Drink driving — don't be a plonker
Drink driving is a serious criminal offence and is seen as highly socially unacceptable in the UK. The legal limit for drink driving in the UK is measured in blood alcohol content (BAC), currently it stands at 35 micrograms per 100ml of breath, 80 milligrams per 100ml of blood or 107 milligrams per 100ml of urine.
Anyone caught driving or in charge of a vehicle with a higher BAC than this can expect to be convicted of drink driving. Penalties for drink driving depend on the seriousness of the offence but will almost certainly include a ban of at least 12 months and a fine of up to £5000. More serious offences can result in a prison sentence up to six months and an even longer driving ban.
People suspected of drink driving can also be charged for failing to provide samples for analysis. Failing to give a roadside breath test can result in a fine of up to £1000 and 4 penalty points and failing or refusing to provide further samples carries the same penalties as drink driving.
When the police suspect someone of drink driving the first thing they will normally do is ask for a breath test. They may request a breath test at the roadside from anyone who they reasonably believe has committed a traffic offence or consumed alcohol before driving. If the breath test is positive, or the driver fails to give one, they will be arrested and taken to the police station to provide further samples.
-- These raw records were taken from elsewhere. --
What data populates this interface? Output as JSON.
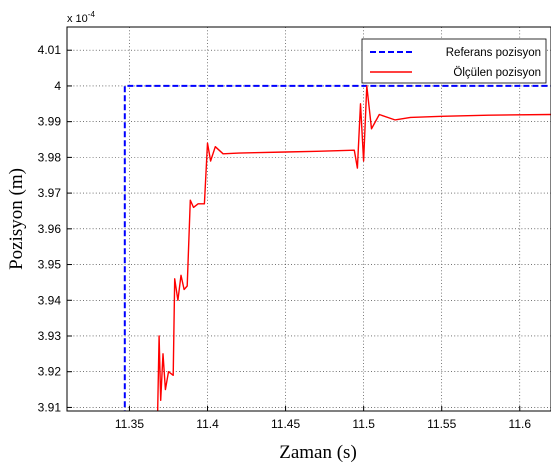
{
  "chart_data": {
    "type": "line",
    "xlabel": "Zaman (s)",
    "ylabel": "Pozisyon (m)",
    "xlim": [
      11.31,
      11.62
    ],
    "ylim": [
      3.909,
      4.0165
    ],
    "x_ticks": [
      11.35,
      11.4,
      11.45,
      11.5,
      11.55,
      11.6
    ],
    "x_tick_labels": [
      "11.35",
      "11.4",
      "11.45",
      "11.5",
      "11.55",
      "11.6"
    ],
    "y_ticks": [
      3.91,
      3.92,
      3.93,
      3.94,
      3.95,
      3.96,
      3.97,
      3.98,
      3.99,
      4.0,
      4.01
    ],
    "y_tick_labels": [
      "3.91",
      "3.92",
      "3.93",
      "3.94",
      "3.95",
      "3.96",
      "3.97",
      "3.98",
      "3.99",
      "4",
      "4.01"
    ],
    "y_multiplier": {
      "base": "x 10",
      "exponent": "-4"
    },
    "grid": true,
    "legend_position": "top-right",
    "series": [
      {
        "name": "Referans pozisyon",
        "color": "#0000ff",
        "style": "dashed",
        "x": [
          11.347,
          11.347,
          11.35,
          11.62
        ],
        "y": [
          3.905,
          4.0,
          4.0,
          4.0
        ]
      },
      {
        "name": "Ölçülen pozisyon",
        "color": "#ff0000",
        "style": "solid",
        "x": [
          11.368,
          11.369,
          11.37,
          11.3715,
          11.373,
          11.375,
          11.378,
          11.379,
          11.381,
          11.383,
          11.385,
          11.387,
          11.389,
          11.391,
          11.394,
          11.398,
          11.4,
          11.402,
          11.405,
          11.41,
          11.42,
          11.43,
          11.45,
          11.47,
          11.494,
          11.496,
          11.498,
          11.5,
          11.502,
          11.505,
          11.51,
          11.52,
          11.53,
          11.55,
          11.58,
          11.62
        ],
        "y": [
          3.908,
          3.93,
          3.912,
          3.925,
          3.915,
          3.92,
          3.919,
          3.946,
          3.94,
          3.947,
          3.943,
          3.944,
          3.968,
          3.966,
          3.967,
          3.967,
          3.984,
          3.979,
          3.983,
          3.981,
          3.9812,
          3.9813,
          3.9815,
          3.9817,
          3.982,
          3.977,
          3.995,
          3.979,
          4.0,
          3.988,
          3.992,
          3.9905,
          3.9912,
          3.9915,
          3.9918,
          3.992
        ]
      }
    ]
  }
}
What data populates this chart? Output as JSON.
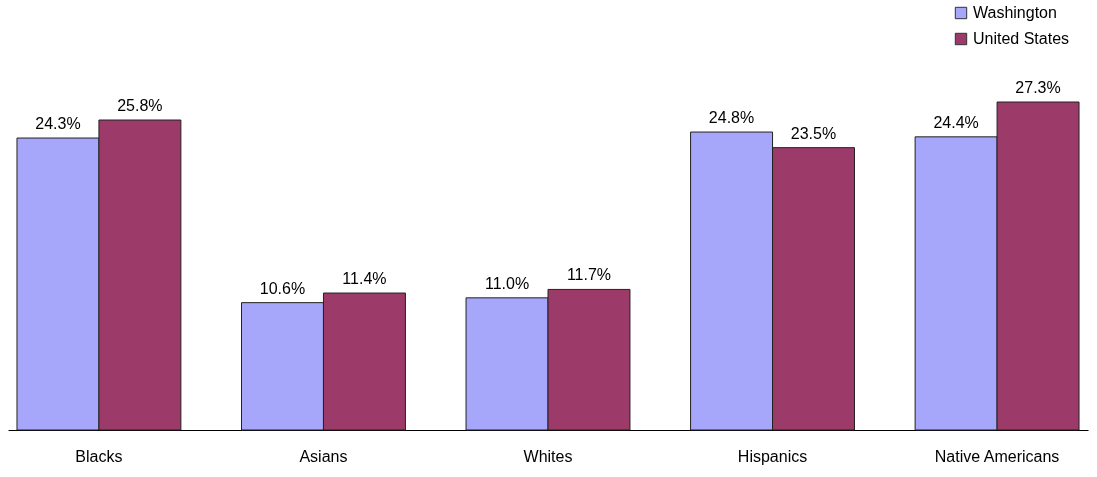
{
  "chart_data": {
    "type": "bar",
    "categories": [
      "Blacks",
      "Asians",
      "Whites",
      "Hispanics",
      "Native Americans"
    ],
    "series": [
      {
        "name": "Washington",
        "color": "#a6a6fa",
        "values": [
          24.3,
          10.6,
          11.0,
          24.8,
          24.4
        ],
        "value_labels": [
          "24.3%",
          "10.6%",
          "11.0%",
          "24.8%",
          "24.4%"
        ]
      },
      {
        "name": "United States",
        "color": "#9c3a6a",
        "values": [
          25.8,
          11.4,
          11.7,
          23.5,
          27.3
        ],
        "value_labels": [
          "25.8%",
          "11.4%",
          "11.7%",
          "23.5%",
          "27.3%"
        ]
      }
    ],
    "legend": "top right"
  }
}
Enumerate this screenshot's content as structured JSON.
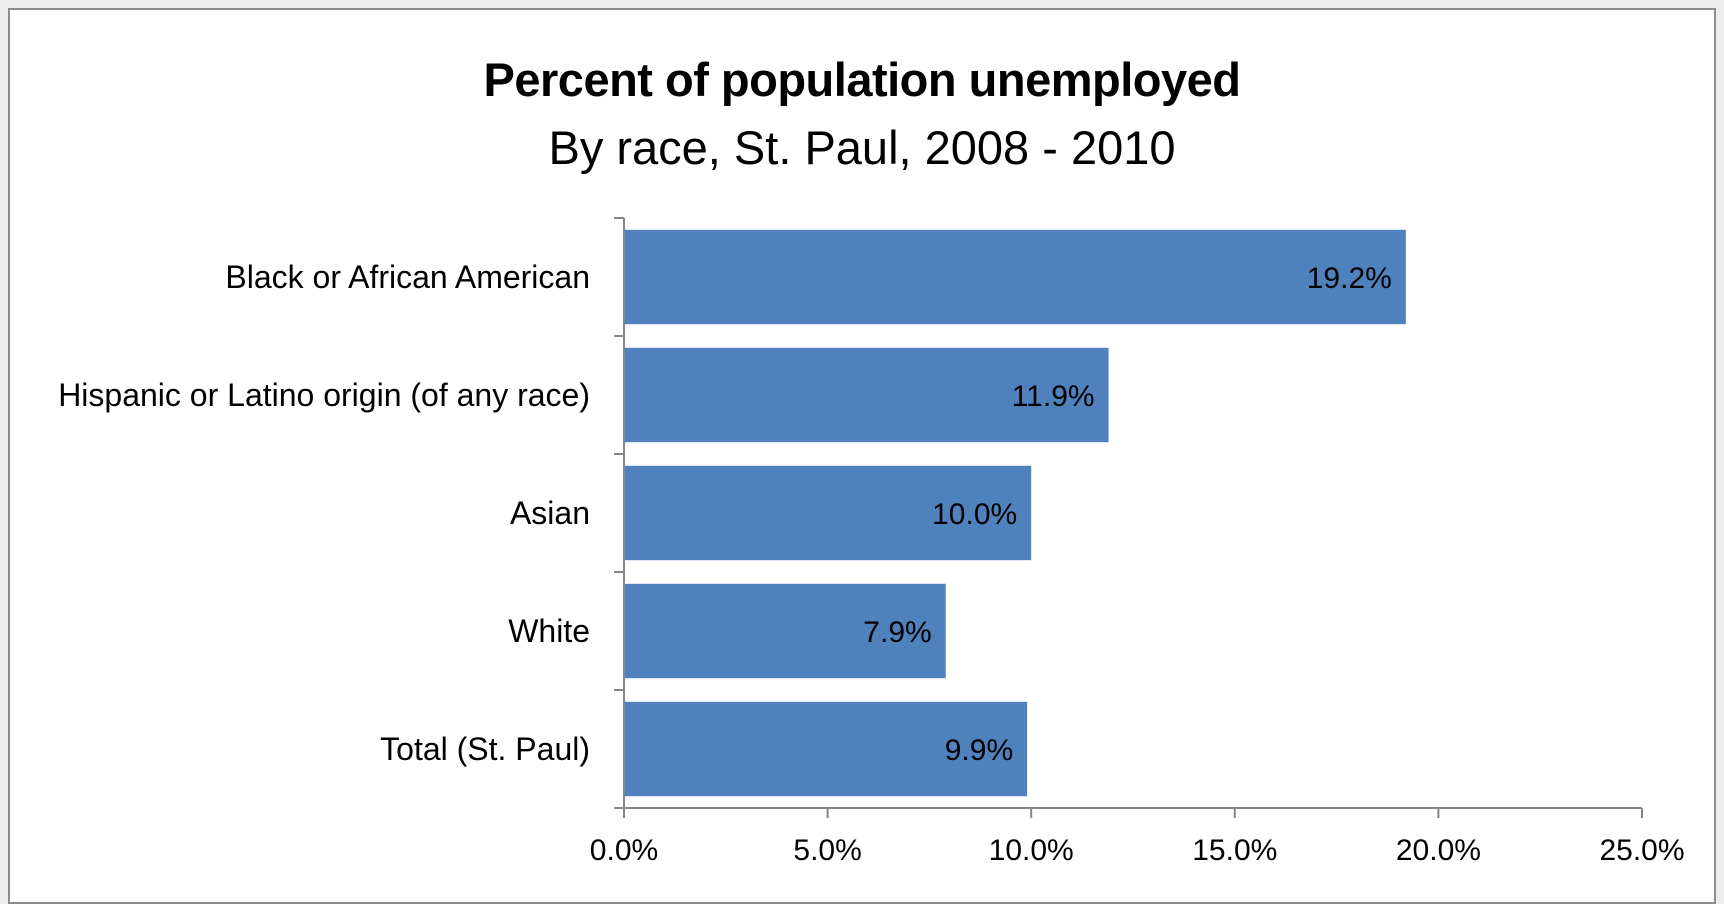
{
  "chart_data": {
    "type": "bar",
    "orientation": "horizontal",
    "title": "Percent of population unemployed",
    "subtitle": "By race, St. Paul, 2008 - 2010",
    "categories": [
      "Black or African American",
      "Hispanic or Latino origin (of any race)",
      "Asian",
      "White",
      "Total (St. Paul)"
    ],
    "values": [
      19.2,
      11.9,
      10.0,
      7.9,
      9.9
    ],
    "data_labels": [
      "19.2%",
      "11.9%",
      "10.0%",
      "7.9%",
      "9.9%"
    ],
    "xlim": [
      0,
      25
    ],
    "xticks": [
      0,
      5,
      10,
      15,
      20,
      25
    ],
    "xtick_labels": [
      "0.0%",
      "5.0%",
      "10.0%",
      "15.0%",
      "20.0%",
      "25.0%"
    ],
    "grid": false,
    "legend": "none",
    "bar_color": "#4f81bd"
  }
}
These may be breath again or blood or urine, depending on the machines available and the police officers discretion. If there is a valid reason to favour one type of sample over another, such as a medical condition, this should be taken into account, blood samples may only be taken by qualified medical practitioners.
There is no proven way to drink and stay under the drink driving limit, your BAC and the way alcohol affects your judgement and ability to drive is different for everyone and can depend on a person’s
- Stress level
- Whether they have eaten
The best way to avoid committing a drink driving offence is to not drink at all before getting behind the wheel. Being convicted of drink driving is likely to have a long term effect on your life – you’ll be disqualified from driving and ordered to pay a hefty fine, not to mention the social stigma attached to drink drivers and the possibility of prison for serial offenders.